Now on the other hand, if it was revealed to the world one day that death was the complete end of consciousness...it's difficult to imagine what that would be like. I see many people losing hope, I see suicide rates increasing, I see depression hitting pretty strong. Now from a natural selection standpoint you could say that all these people affected negatively are the weak and they simply die out, while people content with that idea of death and still willing to live and survive would be the generation to push things forward. Still...I don't see much of an increase in good things.
And that's what really brought some attention to me. IF there was no afterlife. If there was no point to our existence...then why should love even exist? Why should good things exist at all? Because that idea of having no hope or belief that there is something better than this world is an awful realization. And that is almost its own truth to proving a better world does exist. Because without it, this world would know chaos. It would be worse than it already it is. And in truth, looking at how my life is now and how it has turned out...if I remained to have nothing to believe in and I had not found the knowledge I have recently found I would be in a really bad place.
It is indeed scary to conceive consciousness after death. Only because we do not know of the greatness awaiting. All we know is THIS life. So when a person tries to imagine the Afterlife, they imagine consciousness similar to life here. Even if you believe that things are so much better, unless you have experienced for yourself you can't truly comprehend it. I think there's more fear of the unknown as opposed to just death in general.
Also one should consider the bright side of fearing death, which is maybe loving life despite the woes. I've had many misfortunes and I'm not a happy person, but I still have a desire to live. If a spirit came to me now and told me I could enter the better world I would decline. Because there's still a lot I want to do here. So my greatest fear of death would be to die before I was ever able to achieve love and happiness in this life.
Imagine having feared the idea of death all your life and bent your whole existence around the axle of self-loathing, hell, damnation and sin...a life not lived outside the prison of guilt, shame and fear. Then imagine the possibility of the release of death and finding to your amazement that everything that you had feared does not exist and you are in absolute bliss. The extent of your control over the actual outcome of your life is absolutely the same as if you lived that life without fear or concern for what might come.

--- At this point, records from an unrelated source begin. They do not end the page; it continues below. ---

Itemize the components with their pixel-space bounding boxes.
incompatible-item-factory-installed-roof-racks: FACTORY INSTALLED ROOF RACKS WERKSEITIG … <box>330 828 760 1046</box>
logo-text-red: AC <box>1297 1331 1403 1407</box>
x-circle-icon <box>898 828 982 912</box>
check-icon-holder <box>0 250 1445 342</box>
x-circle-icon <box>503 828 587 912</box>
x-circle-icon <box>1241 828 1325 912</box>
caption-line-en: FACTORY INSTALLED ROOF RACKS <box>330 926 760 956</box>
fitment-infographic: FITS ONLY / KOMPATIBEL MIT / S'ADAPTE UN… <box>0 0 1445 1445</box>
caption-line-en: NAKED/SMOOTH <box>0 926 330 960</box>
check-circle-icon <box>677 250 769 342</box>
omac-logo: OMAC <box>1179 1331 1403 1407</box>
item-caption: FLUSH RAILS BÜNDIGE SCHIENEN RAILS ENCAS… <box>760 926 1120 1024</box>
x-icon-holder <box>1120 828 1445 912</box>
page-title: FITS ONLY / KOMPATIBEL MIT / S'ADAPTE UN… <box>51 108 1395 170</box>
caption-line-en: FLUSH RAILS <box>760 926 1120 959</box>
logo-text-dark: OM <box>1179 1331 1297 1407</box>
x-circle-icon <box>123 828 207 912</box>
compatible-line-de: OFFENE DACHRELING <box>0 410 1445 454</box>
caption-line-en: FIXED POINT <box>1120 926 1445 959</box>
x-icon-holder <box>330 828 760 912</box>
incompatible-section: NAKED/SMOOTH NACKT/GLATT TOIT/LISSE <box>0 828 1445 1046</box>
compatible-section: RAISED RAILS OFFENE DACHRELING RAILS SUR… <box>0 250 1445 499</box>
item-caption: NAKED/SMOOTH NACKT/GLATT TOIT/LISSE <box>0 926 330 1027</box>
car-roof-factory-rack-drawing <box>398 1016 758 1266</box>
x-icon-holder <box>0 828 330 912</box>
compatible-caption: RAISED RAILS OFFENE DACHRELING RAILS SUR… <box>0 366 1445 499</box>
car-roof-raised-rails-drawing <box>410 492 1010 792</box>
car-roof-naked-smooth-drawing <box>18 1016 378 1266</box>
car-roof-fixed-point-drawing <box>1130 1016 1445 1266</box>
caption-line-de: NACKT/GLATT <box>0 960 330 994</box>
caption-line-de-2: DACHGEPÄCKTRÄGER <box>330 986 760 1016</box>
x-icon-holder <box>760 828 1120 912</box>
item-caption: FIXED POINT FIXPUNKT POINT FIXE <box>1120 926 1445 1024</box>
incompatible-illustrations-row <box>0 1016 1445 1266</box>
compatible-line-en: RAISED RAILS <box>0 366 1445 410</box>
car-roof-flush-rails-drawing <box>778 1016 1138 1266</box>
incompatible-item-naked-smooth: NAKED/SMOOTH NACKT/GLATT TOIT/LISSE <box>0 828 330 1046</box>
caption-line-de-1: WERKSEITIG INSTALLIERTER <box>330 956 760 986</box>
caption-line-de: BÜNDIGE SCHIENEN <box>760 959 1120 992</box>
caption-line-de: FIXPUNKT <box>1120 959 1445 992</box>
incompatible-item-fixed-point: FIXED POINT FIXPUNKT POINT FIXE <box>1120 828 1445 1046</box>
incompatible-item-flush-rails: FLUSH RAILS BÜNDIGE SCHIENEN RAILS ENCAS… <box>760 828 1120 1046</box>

Interestingly, for this conversation I just had a past life meditation in which I died in a car crash at the age of 17 in 1905. I felt no fear of dying before and had thought I was invincible, so my death was a surprise. I did feel fear for my sister and friends who were hurt in the car I drove and for the fact that I could not help. I soon followed the light and found that I had planned, together with the others, to leave early and it was a choice made in our prelife planning to benefit all involved.
Likewise, in my current life I never had any fear of death, either early or late. As a young fool I was absolutely bullet-proof (read "protected") and was fortunate enough to realize my "luck" was beyond my doing...as a young adult, I was a little circumspect, and got out of the way of stuff that looked bad as it was coming toward me...later on I could feel the bad stuff from far away and just steered clear...in the past decade I seem to pick and choose what I have to deal with...some of it bad, some not so bad, and some downright fantastic...but it is almost a choice at this point. I feel the nudge or the sense of challenge and I pull a situation off the conveyor belt as it passes by and deal with it and its ramifications. All the possibilities are planned and the free will we all have is in choosing what we are going to experience. I simply follow the clues.